$s$-wave paired composite-fermion electron-hole trial state for quantum Hall bilayers with $\nu=1$

TL;DR

This paper proposes a new variational wavefunction for quantum Hall bilayers at total filling factor 1, based on s-wave pairing of composite fermions, which accurately matches exact ground states and offers insights into interlayer physics.

Contribution

Introduces an s-wave paired composite-fermion wavefunction for quantum Hall bilayers, capturing the crossover from large to small interlayer separation.

Findings

High overlap with exact ground states across all layer separations

Provides a framework for understanding charge imbalance effects

Reveals a BEC-BCS crossover in the bilayer system

Abstract

We introduce a new variational wavefunction for a quantum Hall bilayer at total filling $\nu = 1$, which is based on $s$-wave BCS pairing between composite-fermion electrons in one layer and composite-fermion holes in the other.

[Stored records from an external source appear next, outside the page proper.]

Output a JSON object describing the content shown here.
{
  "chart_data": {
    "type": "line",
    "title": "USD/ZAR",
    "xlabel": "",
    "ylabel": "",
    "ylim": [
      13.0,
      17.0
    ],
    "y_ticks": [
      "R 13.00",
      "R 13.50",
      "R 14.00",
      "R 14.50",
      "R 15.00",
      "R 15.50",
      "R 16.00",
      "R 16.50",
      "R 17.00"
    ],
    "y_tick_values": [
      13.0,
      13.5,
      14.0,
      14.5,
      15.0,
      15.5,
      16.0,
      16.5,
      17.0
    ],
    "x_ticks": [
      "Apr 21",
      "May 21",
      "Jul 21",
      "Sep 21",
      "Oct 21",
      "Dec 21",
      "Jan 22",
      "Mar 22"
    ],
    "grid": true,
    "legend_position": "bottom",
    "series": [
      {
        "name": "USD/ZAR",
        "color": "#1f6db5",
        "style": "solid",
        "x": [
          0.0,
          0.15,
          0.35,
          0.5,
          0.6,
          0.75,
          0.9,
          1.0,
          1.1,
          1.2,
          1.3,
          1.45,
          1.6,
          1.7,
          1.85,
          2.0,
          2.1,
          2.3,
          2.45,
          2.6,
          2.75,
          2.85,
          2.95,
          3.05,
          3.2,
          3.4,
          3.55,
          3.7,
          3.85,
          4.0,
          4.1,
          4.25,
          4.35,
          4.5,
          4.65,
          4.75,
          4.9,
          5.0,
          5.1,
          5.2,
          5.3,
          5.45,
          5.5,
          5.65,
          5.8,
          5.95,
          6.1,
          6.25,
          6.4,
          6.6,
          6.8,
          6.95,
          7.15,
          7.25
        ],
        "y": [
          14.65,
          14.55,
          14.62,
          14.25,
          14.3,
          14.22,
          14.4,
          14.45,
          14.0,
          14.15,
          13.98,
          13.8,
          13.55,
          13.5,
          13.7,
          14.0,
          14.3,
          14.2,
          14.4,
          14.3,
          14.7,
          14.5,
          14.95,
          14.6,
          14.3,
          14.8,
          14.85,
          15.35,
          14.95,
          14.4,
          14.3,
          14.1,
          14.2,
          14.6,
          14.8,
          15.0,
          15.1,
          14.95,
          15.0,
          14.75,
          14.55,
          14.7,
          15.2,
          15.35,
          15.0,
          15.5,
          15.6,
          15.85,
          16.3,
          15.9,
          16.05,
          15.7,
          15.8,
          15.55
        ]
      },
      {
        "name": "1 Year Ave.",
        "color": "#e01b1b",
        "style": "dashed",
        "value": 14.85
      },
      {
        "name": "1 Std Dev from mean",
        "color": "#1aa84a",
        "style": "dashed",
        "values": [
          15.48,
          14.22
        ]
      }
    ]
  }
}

We compute the overlap of the optimized trial function with the ground state from exact diagonalization calculations of up to 14 electrons in a spherical geometry, and we find excellent agreement over the entire range of values of the ratio between the layer separation and the magnetic length. The trial wavefunction naturally allows for charge imbalance between the layers and provides important insights into how the physics at large interlayer separations crosses over to that at small separations in a fashion analogous to the BEC-BCS crossover.